Thumbs Up, Thumbs Down: Nov. 29

Published 10:39 am Tuesday, November 29, 2016

Thumbs Up

Ads will try for state championship

The Danville Admirals are looking like their old selves in more ways than one. The football team is headed to the state championship game this Sunday where they could claim the school’s 11th state championship.

Email newsletter signup

Playing in — and winning — state championships was not an uncommon event for Danville in the 80s, 90s and early 2000s. They made the finals 12 times in a 23-year stretch from 1984 to 2006, winning the title nine times.

Danville’s coach Clay Clevenger played on those epic football teams — he was a part of Danville championships in 1992 and 1994. Now, he’s got a chance to win a title as a coach.

Danville beat Covington Holy Cross 42-35 on Friday to earn their first trip to a title game in 10 years. The Admirals will play Louisville Christian in the Class 2A Finals at 2 p.m. Sunday. Here’s hoping the players and coaches’ dreams come true. As star wide receiver David Walker said after Friday’s victory, “it’s time to be Title Town again.”

Thumbs Up

Shop Local Saturday outshines Black Friday

“Black Friday” isn’t looking so great these days, thanks to a wide array of problems for the golden calf of commercialism.

In a race to the bottom, stores have moved opening times up earlier and earlier, encroaching on Thanksgiving Day. This strategy initially worked but now there’s blowback from families of retail workers and others who think holidays should remain holidays and not spend-a-thons.

Stores have also been widening the time slot they call “Black Friday” from an actual Friday to basically the entire month of November, with plenty of bleed-over into December. In an attempt to make the event bigger and bigger, sales teams ran out of space. Instead of being happy with a full day dedicated to shopping, they overreached and weakened the “Black Friday” brand, turning it into a catchphrase for almost any kind of sale that occurs once Halloween is over and before all the Christmas gifts get returned on Dec. 26.

Online sales further erode the willingness of people to spend ungodly amounts of time in long, cold lines.

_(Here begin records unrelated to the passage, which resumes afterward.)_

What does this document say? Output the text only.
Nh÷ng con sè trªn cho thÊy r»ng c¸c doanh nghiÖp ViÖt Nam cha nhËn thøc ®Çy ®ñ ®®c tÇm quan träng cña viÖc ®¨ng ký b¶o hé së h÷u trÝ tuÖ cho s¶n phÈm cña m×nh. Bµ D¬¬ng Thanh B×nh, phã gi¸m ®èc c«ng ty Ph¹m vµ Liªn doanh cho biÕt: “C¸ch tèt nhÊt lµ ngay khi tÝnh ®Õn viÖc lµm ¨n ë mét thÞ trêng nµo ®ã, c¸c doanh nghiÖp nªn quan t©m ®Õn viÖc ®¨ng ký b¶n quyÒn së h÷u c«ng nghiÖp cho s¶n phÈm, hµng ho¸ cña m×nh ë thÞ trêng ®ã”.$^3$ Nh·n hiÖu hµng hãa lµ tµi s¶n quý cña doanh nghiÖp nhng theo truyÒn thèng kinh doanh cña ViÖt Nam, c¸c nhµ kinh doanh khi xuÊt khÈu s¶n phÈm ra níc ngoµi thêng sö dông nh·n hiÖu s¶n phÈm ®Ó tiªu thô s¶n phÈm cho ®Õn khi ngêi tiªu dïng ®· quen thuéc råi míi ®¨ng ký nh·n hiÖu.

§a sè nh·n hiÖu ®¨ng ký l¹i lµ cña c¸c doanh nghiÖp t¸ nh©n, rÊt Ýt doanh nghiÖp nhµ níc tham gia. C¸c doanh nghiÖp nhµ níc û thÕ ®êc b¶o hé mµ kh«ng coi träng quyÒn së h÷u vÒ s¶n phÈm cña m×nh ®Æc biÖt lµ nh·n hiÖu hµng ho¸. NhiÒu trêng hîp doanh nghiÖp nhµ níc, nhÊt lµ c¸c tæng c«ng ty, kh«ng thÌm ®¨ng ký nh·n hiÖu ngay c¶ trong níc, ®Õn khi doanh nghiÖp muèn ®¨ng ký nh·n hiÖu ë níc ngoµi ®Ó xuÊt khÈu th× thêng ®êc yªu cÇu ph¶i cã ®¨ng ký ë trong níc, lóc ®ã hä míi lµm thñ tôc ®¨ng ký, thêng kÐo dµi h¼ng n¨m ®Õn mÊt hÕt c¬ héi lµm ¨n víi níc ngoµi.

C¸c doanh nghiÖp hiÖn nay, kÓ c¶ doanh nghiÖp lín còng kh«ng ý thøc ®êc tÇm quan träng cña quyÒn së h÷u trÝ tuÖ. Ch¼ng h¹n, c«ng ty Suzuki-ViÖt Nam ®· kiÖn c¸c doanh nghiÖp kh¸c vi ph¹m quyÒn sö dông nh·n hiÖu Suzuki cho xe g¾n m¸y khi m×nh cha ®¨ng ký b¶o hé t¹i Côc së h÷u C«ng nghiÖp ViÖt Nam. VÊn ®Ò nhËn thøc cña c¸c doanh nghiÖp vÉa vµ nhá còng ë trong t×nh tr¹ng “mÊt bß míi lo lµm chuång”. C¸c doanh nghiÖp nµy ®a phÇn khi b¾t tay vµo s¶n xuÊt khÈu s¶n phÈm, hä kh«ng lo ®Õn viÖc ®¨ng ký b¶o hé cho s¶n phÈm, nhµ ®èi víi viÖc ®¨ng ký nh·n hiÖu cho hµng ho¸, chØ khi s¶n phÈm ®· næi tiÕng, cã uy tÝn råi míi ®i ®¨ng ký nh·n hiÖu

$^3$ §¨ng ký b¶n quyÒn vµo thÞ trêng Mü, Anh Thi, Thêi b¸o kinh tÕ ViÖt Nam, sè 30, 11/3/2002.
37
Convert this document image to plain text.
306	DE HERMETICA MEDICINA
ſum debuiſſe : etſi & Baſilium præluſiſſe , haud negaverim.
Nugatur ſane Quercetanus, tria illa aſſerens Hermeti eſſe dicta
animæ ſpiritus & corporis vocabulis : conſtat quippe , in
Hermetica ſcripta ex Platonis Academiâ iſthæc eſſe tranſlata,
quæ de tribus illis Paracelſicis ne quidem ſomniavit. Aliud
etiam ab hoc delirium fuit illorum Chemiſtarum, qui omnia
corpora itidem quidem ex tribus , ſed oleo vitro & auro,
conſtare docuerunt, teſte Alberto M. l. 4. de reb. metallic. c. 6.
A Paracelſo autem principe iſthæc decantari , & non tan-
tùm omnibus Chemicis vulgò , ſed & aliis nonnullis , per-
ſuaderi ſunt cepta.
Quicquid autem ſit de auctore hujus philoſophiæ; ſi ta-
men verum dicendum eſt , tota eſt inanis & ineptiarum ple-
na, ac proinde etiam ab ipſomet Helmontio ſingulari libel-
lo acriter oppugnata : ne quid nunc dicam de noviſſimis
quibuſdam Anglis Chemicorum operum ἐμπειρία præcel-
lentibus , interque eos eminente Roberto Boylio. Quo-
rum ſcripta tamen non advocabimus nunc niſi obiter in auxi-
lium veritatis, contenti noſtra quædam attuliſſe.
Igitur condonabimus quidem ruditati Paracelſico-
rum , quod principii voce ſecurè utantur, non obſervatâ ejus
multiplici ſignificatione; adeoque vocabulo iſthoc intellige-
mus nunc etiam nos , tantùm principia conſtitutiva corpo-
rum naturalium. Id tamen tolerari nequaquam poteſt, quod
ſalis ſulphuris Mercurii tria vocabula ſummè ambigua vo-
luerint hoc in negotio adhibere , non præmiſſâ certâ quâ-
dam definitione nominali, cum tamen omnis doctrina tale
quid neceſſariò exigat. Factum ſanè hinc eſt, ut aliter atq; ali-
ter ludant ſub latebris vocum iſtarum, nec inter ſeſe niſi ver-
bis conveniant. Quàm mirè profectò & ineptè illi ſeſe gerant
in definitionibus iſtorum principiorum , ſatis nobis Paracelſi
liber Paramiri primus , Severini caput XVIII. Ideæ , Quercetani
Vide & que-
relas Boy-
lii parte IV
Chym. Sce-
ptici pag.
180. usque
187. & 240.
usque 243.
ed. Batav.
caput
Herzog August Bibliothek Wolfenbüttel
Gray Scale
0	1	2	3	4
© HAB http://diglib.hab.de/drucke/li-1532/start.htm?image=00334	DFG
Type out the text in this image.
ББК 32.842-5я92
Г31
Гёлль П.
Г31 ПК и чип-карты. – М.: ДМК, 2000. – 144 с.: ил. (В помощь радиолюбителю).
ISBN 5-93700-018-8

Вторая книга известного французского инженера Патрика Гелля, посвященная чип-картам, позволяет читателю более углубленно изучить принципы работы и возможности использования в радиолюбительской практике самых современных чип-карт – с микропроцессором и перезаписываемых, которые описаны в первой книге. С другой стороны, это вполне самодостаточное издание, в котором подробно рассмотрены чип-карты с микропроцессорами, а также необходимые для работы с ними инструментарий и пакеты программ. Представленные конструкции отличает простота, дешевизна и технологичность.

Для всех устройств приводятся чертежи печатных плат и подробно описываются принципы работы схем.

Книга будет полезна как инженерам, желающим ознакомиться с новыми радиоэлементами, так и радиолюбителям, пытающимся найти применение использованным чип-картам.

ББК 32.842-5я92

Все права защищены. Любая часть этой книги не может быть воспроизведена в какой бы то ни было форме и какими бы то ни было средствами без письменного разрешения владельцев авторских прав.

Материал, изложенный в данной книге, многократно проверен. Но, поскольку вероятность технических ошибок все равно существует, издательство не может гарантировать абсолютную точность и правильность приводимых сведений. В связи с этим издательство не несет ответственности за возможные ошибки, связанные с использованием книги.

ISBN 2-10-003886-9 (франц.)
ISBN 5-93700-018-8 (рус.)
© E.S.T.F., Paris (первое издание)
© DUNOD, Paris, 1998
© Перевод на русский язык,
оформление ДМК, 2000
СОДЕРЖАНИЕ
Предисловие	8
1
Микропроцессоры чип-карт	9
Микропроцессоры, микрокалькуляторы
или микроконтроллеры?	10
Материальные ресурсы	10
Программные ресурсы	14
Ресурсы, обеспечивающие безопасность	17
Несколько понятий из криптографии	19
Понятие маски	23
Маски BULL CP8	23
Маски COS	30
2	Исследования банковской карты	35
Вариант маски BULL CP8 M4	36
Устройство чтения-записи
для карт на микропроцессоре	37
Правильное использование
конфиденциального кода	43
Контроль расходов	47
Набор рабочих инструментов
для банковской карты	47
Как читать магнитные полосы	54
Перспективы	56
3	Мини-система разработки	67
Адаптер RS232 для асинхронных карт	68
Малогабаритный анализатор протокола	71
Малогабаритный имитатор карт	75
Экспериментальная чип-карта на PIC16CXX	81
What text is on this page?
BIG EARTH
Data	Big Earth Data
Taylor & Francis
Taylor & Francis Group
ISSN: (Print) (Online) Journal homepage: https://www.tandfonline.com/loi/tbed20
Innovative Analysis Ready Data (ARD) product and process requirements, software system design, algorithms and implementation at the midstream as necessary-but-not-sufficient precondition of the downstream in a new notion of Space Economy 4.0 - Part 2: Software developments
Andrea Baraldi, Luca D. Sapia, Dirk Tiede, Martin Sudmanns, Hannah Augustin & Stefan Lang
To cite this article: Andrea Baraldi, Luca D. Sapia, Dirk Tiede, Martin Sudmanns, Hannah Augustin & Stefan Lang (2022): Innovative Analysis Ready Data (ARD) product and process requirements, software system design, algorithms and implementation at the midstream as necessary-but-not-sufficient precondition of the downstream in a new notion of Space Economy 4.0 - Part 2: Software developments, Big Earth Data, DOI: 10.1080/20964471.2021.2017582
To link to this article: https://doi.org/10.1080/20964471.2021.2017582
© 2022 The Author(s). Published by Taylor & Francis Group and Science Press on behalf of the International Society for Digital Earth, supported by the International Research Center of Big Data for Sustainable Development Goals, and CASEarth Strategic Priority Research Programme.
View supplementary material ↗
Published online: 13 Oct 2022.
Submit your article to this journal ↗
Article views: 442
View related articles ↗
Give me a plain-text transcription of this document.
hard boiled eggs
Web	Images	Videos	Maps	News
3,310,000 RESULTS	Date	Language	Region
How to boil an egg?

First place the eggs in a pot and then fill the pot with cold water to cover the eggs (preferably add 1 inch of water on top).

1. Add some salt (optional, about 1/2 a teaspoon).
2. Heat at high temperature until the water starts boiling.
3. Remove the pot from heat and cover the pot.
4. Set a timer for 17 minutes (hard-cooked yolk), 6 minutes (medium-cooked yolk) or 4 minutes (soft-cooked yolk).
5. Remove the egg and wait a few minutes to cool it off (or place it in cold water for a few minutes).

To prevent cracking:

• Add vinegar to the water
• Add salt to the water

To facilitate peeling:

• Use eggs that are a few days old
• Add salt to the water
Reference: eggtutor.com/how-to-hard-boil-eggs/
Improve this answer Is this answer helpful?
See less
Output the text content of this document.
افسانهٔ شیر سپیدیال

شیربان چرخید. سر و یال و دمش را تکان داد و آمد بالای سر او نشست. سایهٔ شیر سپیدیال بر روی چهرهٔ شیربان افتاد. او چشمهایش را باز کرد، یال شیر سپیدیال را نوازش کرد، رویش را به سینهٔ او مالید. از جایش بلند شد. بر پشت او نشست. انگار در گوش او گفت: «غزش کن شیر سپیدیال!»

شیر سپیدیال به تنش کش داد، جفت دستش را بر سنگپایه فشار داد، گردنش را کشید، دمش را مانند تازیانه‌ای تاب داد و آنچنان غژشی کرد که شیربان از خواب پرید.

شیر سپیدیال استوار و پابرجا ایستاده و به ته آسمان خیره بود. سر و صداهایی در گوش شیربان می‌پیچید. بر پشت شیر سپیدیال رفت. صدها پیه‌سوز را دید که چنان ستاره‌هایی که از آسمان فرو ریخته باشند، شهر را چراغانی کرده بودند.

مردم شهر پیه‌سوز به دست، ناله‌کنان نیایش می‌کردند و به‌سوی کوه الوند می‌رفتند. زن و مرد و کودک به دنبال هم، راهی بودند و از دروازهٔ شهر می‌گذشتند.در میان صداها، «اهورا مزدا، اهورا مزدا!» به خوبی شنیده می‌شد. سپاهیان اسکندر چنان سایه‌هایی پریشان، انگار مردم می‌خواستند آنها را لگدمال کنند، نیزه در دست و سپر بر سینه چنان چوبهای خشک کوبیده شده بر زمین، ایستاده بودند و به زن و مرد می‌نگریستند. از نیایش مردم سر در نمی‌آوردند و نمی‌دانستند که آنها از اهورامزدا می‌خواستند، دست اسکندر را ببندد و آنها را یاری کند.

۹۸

The upside to all of this is that more positive campaigns spawned in response to too much Black Friday are seeing a good amount of success. Shop Small Saturday is gaining traction as a Black Friday’s smaller, healthier sibling. Danville saw the impact of Shop Small Saturday this year, as downtown stores were kept thoroughly busy.

Many stores have backed off of Thanksgiving Day sales and some are even promoting anti-Black Friday campaigns, such as REI’s “#OptOutside” movement.

All this isn’t necessarily bad news for Black Friday — it’s still a huge shopping day and it won’t completely disappear immediately. But in a free market, you have to innovate and adapt; you don’t get to just grow and grow each year without improving.

Hopefully next year, the Black Friday bloat recedes a little more and younger, fresher ideas that don’t require wild-eyed stampedes of greed can further rise in prominence.

Thumbs Up

4-H students attending presidential inauguration

4-H teens from Boyle, Garrard and Lincoln counties are preparing to attend the presidential inauguration on Jan. 20.

These civic-minded students are getting a great opportunity to see their country’s democracy at work.

Not that they aren’t already — Boyle 4-Hers have been visiting important locations in Kentucky and learning about U.S. history in preparation for the event.

The 4-H students signed up to attend the inauguration well before it was known who would win the election — this isn’t about political party vs. political party, it’s about taking part in democracy and learning how it all works. That’s something a lot more adults could stand to do, as well.

Kudos to these young learners who are actively choosing to know how their country works. They’ll no doubt be among the ones running it when their times come.